Krok 6. Użyj pędzla aby przenieść resztki farby ze słoiczka do lejka. Powtarzaj aż uznasz że wystarczy. Pędzlem zbierz jak najwięcej farby z lejka do butelki.
Step 6. Use a brush to transfer the remaining paint from the jar to the funnel. Repeat until you think that's enough. Brush as much paint as possible from the funnel into the bottle.

Krok 7. Wrzuć do butelki kulkę do łożysk jako mieszadło. Zatkaj butelkę lejkiem i korkiem.
Step 7. Drop the bearings ball, which will work as an agitator,  into the bottle. Close the bottle with a spout and a stopper.

Krok 8. Przenieś naklejkę z nazwą farby ze słoiczka na butelkę. 
Step 8. Transfer the sticker with the paint name from the pot onto the bottle.

Krok 9. Et voila. Taniec zwycięstwa.
Step 9. Et voila. Victory dance.

Nie zapomnijcie oczywiście po skończonej pracy umyć narzędzi (lejków zwłaszcza).
Of course, don't forget to wash your tools (especially the funnels) after work.

EFEKT KOŃCOWY/FINAL EFFECT

Kawał historii farb Citadel/Whole history of Citadel paints

Metaliki i washe/Metalics and washes

Zółcie i pomarańcze/Yellows and oranges

Kolory skóry/Skin colours

Czerwienie i zielenie/Reds and greens

Niebieskie i szarości/Blues and greys

Brązy/Browns

Nie bawiłem się w przenoszenie farb typu Dry, Technical czy tych nowych Contrast. Do Contrastów i nowych washy zapewne przydałaby się większa buteleczka.
I did not transfer the Dry, Technical or the new Contrast paints. You will probably need a bigger bottle for the Contrasts or the new washes.

PODSUMOWANIE/SUMMARY
Szczerze mówiąc to od dawna nie kupowałem już nowych farb GW (pomijając ostatnie Contrasty). Farby w butelkach typu Vallejo czy Army Painter pasują mi bardziej właśnie z uwagi na łatwiejszą kontrolę jaką mam nad farbą w przypadku dozowania i mieszania. Butelki zajmują mi mniej miejsca i łatwiej mi się je przechowuje. W kwestiach które farby są lepsze nie będę się wypowiadał. Każdy gustuje w tym co chce.

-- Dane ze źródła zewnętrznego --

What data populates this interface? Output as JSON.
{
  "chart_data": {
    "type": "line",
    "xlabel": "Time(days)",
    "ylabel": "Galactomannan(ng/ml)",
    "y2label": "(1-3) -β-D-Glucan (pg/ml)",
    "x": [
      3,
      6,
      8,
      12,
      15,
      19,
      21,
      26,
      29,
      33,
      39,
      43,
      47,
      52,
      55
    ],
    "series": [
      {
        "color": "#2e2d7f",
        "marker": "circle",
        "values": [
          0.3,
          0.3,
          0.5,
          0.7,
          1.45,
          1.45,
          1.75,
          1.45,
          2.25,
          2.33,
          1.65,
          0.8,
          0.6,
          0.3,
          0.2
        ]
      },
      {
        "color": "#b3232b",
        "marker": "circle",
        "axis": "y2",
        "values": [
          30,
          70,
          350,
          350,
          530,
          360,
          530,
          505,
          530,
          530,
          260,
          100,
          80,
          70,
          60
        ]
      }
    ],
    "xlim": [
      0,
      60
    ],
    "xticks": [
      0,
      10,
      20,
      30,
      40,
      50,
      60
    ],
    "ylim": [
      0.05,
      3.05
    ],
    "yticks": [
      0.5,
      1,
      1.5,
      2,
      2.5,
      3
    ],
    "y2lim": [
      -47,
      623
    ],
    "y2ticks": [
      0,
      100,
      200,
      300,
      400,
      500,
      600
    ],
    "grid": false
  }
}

To be honest, I have not bought new GW paints for a long time (apart for the Contrasts). Paints in bottles like Vallejo or Army Painter suit me more, because of the better control I have over the paint when dispensing and mixing. The bottles take up less space and are easier to store. I will not comment on which paints are better. Everyone likes what they want.

Przy okazji FauxHammer stworzył petycję do GW aby przestawili się na buteleczki. Może chcecie dorzucić swój głos?

By the way. Faux Hammer created a petiton for GW to change from pots into bottles. Maybe you would like to chip in?

Pozostaje jeszcze kwestia co zrobić ze starymi słoiczkami?
All that's left is the matter what to do with the old pots?

Zalać rozcieńczalnikiem? DOT-em? Wrzucić do recyklingu? Może ktoś ma jakiś pomysł? Szkoda tak po prostu wyrzucić.
Flood it with thinner? Braking fluid? Throw away into recycling bin? Maybe you have some ideas? Would be a waste to just throw them away.

Pozdrawiam
Brathac

4 komentarze:

  1. Stare pojemniki Citadel (te kanciate z czarnymi przykrywkami) używałam jako elementy makiet sci-fi i post apo. Fajnie się sprawdzały jako zbiorniki na chemię w starej przepompowni (spróbuję wrzucić jej zdjęcia do siebie na bloga).

    Co do czyszczenia - próbowałam zmywaczem wamodowym ale nie dawało rady usunąć całej farby. Nie wiem czy to się aż tak w ten gumoplastik wżerało czy coś. Można by spróbować z myjką ultradźwiękową. Pojemniczków do mieszania farbek nigdy dość więc gdyby udało się je odczyścić to - why not?

    Ewentualnie przerobienie tego na makiety lub wichajstry do trzymania figurek gdy robisz hurtowe malowanie. Na wieczko glut patafixu albo innej masy, pac figurka, powtórzyć 20 razy i można cisnąć malowanie taśmowe.

    Co do recyklingu mają oznaczenie z 5 więc są z polipropylenu - takiego samego materiału co opakowania po np.: jogurtach. Więc teoretycznie można je wrzucić do kosza na plastik. Ale po co skoro lepiej to wykorzystać ponownie? :-D

    OdpowiedzUsuń
    Odpowiedzi
    1. Właśnie nie chcę ich wyrzucać tylko ponownie wykorzystać. :). Dzięki za pomysł z elementem makiety. Wypróbuję.

      Usuń
  2. Fajna koncepcja ale wygląda jak dużo pracy ;)

    OdpowiedzUsuń
    Odpowiedzi
    1. Miałem tylko 6 lejków. Tak 5 wieczorów po 2-3h. :)

      Usuń

Related Posts Plugin for WordPress, Blogger...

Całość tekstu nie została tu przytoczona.